Oh, and meanwhile the airport ride I had arranged for us in Malta said that we “hadn’t confirmed,” so the Granos were on their own to get there. The host refused to give me a phone number at first, so all of our communications were a three-way VRBO message to text and back and forth with the Granos, whose flight was late (doubtless because of us). The host had a “conference” at 4:30pm, so if they didn’t make it in time, they would have to wait until much later to get in. The host testily informed me that he had been at the room waiting for them since 2pm, when we were supposed to arrive. When they did arrive and rang the bell, nobody answered, and the host was no longer responding to my messages (turns out he fell asleep because 3pm is siesta time here), leaving them waiting outside (and me hoping they were in the right place) for an hour.
A couple hundred Euros later and a nasal excavation that left the twins, veteran nasal swabbers at this point, slightly dazed (Ava’s was surprisingly fine), we returned to the car to find, not the ticket I feared, but blocked in by two other cars with just inches to spare on either side. Fine. Back at the hotel, we go down to the pool (which is awesome looking) to find it’s in a spa and they heavily frown at the idea of having kids there – displeasure they make known by being mildly unpleasant.
But were we settled in a nice place with a beautiful pool, a garden, and fountains. The Maltaese host woke up, let the Granos in, and they sent us pictures of the lovely house, the stunning rooftop view, and the cafes they found nearby. The spa had massages available. There were lots of options for dinner, and we decided on pizza for the kids and sushi for the adults.

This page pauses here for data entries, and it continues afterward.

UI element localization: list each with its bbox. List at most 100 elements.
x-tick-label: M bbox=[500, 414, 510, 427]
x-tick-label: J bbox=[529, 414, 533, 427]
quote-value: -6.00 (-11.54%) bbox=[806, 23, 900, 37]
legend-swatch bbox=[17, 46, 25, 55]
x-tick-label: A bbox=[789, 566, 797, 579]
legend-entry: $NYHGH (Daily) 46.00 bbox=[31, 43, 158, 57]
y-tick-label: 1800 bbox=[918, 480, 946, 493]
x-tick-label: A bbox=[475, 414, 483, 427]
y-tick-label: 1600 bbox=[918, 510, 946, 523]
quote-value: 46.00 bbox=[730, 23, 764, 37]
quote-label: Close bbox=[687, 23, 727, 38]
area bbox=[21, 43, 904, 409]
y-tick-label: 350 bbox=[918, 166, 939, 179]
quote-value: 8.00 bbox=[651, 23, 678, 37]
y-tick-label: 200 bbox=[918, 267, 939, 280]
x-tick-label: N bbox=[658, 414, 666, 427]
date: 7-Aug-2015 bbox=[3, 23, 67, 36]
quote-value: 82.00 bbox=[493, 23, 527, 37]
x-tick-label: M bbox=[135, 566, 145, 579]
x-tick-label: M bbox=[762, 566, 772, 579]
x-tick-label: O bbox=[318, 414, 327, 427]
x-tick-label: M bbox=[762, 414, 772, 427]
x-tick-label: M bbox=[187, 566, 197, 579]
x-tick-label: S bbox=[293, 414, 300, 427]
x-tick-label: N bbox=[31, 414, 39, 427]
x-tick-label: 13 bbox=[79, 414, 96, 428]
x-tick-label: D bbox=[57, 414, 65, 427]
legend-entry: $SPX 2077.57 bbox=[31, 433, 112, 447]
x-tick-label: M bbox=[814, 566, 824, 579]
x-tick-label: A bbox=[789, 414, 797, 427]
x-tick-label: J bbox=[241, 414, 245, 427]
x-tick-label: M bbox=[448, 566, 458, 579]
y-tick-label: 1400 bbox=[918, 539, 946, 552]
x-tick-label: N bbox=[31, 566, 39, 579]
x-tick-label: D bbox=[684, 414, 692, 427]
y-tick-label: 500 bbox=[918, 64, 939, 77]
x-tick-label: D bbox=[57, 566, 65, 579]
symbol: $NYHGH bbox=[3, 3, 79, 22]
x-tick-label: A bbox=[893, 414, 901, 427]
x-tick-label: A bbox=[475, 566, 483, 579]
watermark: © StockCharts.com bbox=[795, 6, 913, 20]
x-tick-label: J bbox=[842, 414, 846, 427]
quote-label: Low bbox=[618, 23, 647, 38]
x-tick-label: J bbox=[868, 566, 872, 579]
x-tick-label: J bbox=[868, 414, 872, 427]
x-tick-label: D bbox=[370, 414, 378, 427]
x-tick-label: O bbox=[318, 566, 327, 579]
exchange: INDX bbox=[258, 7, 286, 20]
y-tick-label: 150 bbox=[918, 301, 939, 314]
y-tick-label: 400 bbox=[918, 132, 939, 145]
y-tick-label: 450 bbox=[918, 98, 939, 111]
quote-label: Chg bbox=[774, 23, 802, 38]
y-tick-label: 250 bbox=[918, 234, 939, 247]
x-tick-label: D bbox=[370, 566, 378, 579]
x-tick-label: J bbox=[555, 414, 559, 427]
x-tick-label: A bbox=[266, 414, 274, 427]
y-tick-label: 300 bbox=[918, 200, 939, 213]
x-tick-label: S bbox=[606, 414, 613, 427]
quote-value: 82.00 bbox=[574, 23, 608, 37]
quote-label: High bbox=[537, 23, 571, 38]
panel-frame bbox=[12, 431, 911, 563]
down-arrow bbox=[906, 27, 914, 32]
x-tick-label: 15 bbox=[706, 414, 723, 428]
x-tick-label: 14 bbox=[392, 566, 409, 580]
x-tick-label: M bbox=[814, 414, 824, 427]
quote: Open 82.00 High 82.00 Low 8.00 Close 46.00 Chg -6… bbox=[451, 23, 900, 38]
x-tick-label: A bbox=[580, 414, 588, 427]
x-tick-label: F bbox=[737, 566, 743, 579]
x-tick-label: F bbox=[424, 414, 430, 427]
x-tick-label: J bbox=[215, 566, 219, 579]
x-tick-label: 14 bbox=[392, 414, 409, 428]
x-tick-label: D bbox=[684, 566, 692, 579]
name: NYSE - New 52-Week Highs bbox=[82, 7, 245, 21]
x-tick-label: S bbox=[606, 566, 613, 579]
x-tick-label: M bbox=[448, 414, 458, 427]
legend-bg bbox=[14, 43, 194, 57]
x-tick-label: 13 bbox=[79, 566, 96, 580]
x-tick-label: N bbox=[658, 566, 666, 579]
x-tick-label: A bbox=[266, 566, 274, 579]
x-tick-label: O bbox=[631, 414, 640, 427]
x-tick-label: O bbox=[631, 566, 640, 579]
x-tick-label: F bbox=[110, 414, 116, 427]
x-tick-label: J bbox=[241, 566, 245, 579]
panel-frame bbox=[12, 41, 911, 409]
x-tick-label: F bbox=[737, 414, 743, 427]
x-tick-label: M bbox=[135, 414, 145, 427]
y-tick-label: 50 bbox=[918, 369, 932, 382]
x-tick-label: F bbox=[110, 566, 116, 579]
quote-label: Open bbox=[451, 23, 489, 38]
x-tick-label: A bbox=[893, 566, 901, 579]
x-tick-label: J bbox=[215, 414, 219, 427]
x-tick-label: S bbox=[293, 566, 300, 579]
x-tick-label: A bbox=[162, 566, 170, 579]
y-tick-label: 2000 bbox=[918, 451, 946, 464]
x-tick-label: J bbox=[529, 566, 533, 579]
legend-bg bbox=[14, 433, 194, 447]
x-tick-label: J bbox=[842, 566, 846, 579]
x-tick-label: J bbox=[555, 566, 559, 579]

But just as we were hopping into the pool, in Rome, our friend and neighbor Erin, mother of kids’ close buddy Cole, had her purse stolen with her credit cards, passport, and cash in it, leaving her stranded far from their hotel with only her phone. The police were not helpful (“Take this report and maybe the train station will let you on to get back to your hotel. Maybe.”). A flurry of calls, WhatsApps, and texts later we had figured out how to get them a ride to the hotel. We investigated ways to get them cash and a credit card, including driving to Rome that night or flying to Rome the next morning. But ultimately, after hearing from a friend who had been stationed there and talking to Erin, we figured out that Western Union would likely work to get her cash in the morning (it didn’t). The Embassy was closed for the weekend.
Sigh.
The next day was basically more of the same. Terrible gas-station breakfast (and gas station food in most of Italy could be served at most American restaurants), technology still not working to upload travel docs, ridiculous silliness at the airport, and the suspense of whether they were going to let us through the border once we actually landed in Malta (after some persuasion, they did).
But once we did get to our place in Malta, it was even cooler than I thought an island that had been inhabited by layers and layers of different civilizations for at least 5,000 years, has perfect weather, is brilliantly walkable, has delicious food, and stunning architecture could be.